In the June quarter, Northern Star reduced its hedge book to 536,426oz at A$2,085/oz (170,080oz, or 34% of ounces sold, in the June half came from hedged positions) as part of the Company’s strategy to increase its exposure to the spot price. Pushed-out hedged positions are being brought back and deliveries will continue to be accelerated in FY21. The Company has one of the smallest hedge books as a percentage of annualised production
in the Australian gold industry, with just 15% of the next three years production committed.

Northern Star Executive Chair Bill Beament said the Company’s staff and business partners had done an outstanding job in very difficult circumstances. This enabled Northern Star to maintain the full employment of the Company’s workforce and business continuity for all stakeholders.
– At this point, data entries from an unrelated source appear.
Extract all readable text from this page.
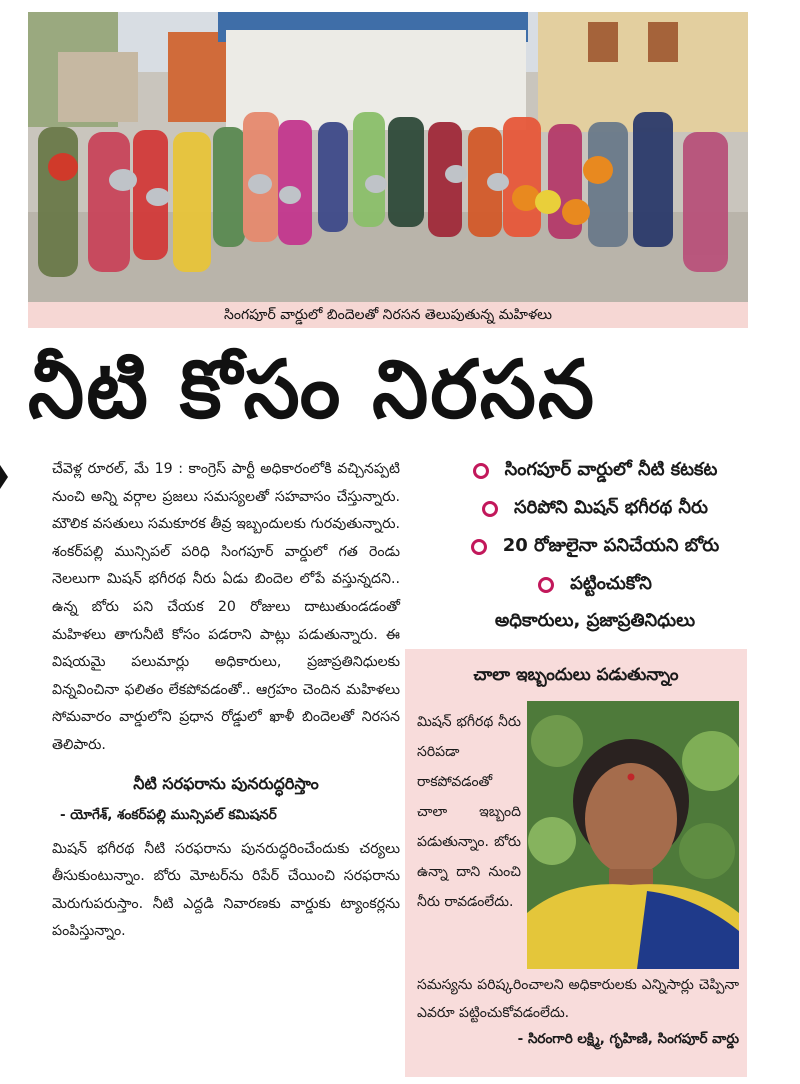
సింగపూర్ వార్డులో బిందెలతో నిరసన తెలుపుతున్న మహిళలు
నీటి కోసం నిరసన

చేవెళ్ల రూరల్, మే 19 : కాంగ్రెస్ పార్టీ అధికారంలోకి వచ్చినప్పటి నుంచి అన్ని వర్గాల ప్రజలు సమస్యలతో సహవాసం చేస్తున్నారు. మౌలిక వసతులు సమకూరక తీవ్ర ఇబ్బందులకు గురవుతున్నారు. శంకర్‌పల్లి మున్సిపల్ పరిధి సింగపూర్ వార్డులో గత రెండు నెలలుగా మిషన్ భగీరథ నీరు ఏడు బిందెల లోపే వస్తున్నదని.. ఉన్న బోరు పని చేయక 20 రోజులు దాటుతుండడంతో మహిళలు తాగునీటి కోసం పడరాని పాట్లు పడుతున్నారు. ఈ విషయమై పలుమార్లు అధికారులు, ప్రజాప్రతినిధులకు విన్నవించినా ఫలితం లేకపోవడంతో.. ఆగ్రహం చెందిన మహిళలు సోమవారం వార్డులోని ప్రధాన రోడ్డులో ఖాళీ బిందెలతో నిరసన తెలిపారు.

నీటి సరఫరాను పునరుద్ధరిస్తాం
- యోగేశ్, శంకర్‌పల్లి మున్సిపల్ కమిషనర్

మిషన్ భగీరథ నీటి సరఫరాను పునరుద్ధరించేందుకు చర్యలు తీసుకుంటున్నాం. బోరు మోటర్‌ను రిపేర్ చేయించి సరఫరాను మెరుగుపరుస్తాం. నీటి ఎద్దడి నివారణకు వార్డుకు ట్యాంకర్లను పంపిస్తున్నాం.

సింగపూర్ వార్డులో నీటి కటకట
సరిపోని మిషన్ భగీరథ నీరు
20 రోజులైనా పనిచేయని బోరు
పట్టించుకోని
అధికారులు, ప్రజాప్రతినిధులు
చాలా ఇబ్బందులు పడుతున్నాం
మిషన్ భగీరథ నీరు సరిపడా రాకపోవడంతో చాలా ఇబ్బంది పడుతున్నాం. బోరు ఉన్నా దాని నుంచి నీరు రావడంలేదు.
సమస్యను పరిష్కరించాలని అధికారులకు ఎన్నిసార్లు చెప్పినా ఎవరూ పట్టించుకోవడంలేదు.
- సిరంగారి లక్ష్మి, గృహిణి, సింగపూర్ వార్డు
“The health and safety of our people and the communities in which we operate is always our first objective and the measures we adopted in response to COVID-19 reflected that,” Mr Beament said.
“As we foreshadowed at the time, these measures incurred additional costs, reduced productivities and restricted
production.
“We also adopted a prudent approach to managing our balance sheet, as reflected in the decision to postpone the interim dividend and drawdown the additional debt.”

Mr Beament said that as well as protecting its people, these measures were aimed at maximising the Company’s ability to continue operating at all its sites throughout the pandemic.

“To generate quarterly free cashflow of A$217.9 million in these circumstances is an outstanding result which reflects the performance of our staff and business partners, our success in being able to operate continuously throughout the pandemic and the underlying strength of our assets,” he said.

“The results at our Pogo mine in Alaska were particularly pleasing given the challenging circumstances emanating from COVID-19 where we effectively managed safe operations with 36 confirmed cases through the quarter.

“Despite the considerable impacts of COVID-19 at Pogo, the underlying trend of rising production and productivity continued. This further demonstrates the huge potential of this asset in more conventional circumstances.

“The teams at our Jundee and Kalgoorlie Operations excelled and we made strong progress towards our goal of unlocking the significant upside at KCGM.”